Si le confinement a évité le pire, il a aussi fortement ralenti l’activité du cabinet : « au début du confinement la baisse d’activité a été brutale, on en a profité pour réorganiser nos locaux, tracer des lignes au sol, aménager nos horaires de consultation, mais très vite on s’est retrouvé face à une chute du nombre de consultation vertigineuse. J’ai fait les comptes on a 50% de patients en moins (…) Au début, les gens ont été tétanisés c’est normal, mais aujourd’hui qu’ils ne viennent plus on s’inquiète. On connaît l’histoire des familles, les couples dysfonctionnels, les problèmes d’addictions, les angoissés, les anxieux qu’on en voit plus. Dans quel état allons nous les retrouver ? »
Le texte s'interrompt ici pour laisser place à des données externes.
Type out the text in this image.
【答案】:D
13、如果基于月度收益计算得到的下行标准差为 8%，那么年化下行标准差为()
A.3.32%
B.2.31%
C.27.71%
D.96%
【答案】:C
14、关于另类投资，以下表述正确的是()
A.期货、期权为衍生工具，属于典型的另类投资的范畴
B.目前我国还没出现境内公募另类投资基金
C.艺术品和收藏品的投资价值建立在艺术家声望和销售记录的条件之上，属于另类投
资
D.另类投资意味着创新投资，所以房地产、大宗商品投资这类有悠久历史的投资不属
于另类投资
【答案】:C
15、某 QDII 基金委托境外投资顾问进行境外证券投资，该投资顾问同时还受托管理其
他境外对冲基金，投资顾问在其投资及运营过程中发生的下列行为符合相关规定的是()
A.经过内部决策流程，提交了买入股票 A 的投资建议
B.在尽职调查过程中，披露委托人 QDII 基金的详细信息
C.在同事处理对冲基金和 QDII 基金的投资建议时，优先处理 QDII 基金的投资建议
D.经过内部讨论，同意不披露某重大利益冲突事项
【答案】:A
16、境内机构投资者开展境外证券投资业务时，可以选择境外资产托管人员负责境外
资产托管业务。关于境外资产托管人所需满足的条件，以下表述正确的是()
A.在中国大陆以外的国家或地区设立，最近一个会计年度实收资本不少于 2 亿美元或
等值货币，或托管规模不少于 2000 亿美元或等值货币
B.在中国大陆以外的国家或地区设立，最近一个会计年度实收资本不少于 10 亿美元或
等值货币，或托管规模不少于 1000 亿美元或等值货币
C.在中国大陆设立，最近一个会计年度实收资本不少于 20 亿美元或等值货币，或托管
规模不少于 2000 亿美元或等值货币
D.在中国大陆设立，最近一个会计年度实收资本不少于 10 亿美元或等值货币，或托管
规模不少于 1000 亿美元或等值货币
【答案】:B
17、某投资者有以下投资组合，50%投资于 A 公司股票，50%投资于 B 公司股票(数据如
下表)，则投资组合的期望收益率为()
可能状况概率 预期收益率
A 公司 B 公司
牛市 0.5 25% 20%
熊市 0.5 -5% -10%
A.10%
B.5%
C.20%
Les vertus de la télé consultation

Dans l’intervalle, Cécile Caubel comme beaucoup de ses collègues s’est mise à la télé consultation. « Au départ j’étais très réservée, je ne pensais pas pouvoir faire de bons examens à distance. Aujourd’hui j’y vois beaucoup d’avantages. D’abord on garde un lien, et je suis heureuse quand je vois mes patients plus roses, moins essoufflés (…) et puis c’est vrai qu’on a moins l’habitude de se déplacer au domicile des gens, et là je rentre à nouveau dans leur intimité, je peux aussi me rendre compte du contexte. Parfois j’ai des bonnes surprises certains se mettent en scène, m’accueillent dans un décor choisi, au milieu de plantes vertes, et avec une belle lumière. »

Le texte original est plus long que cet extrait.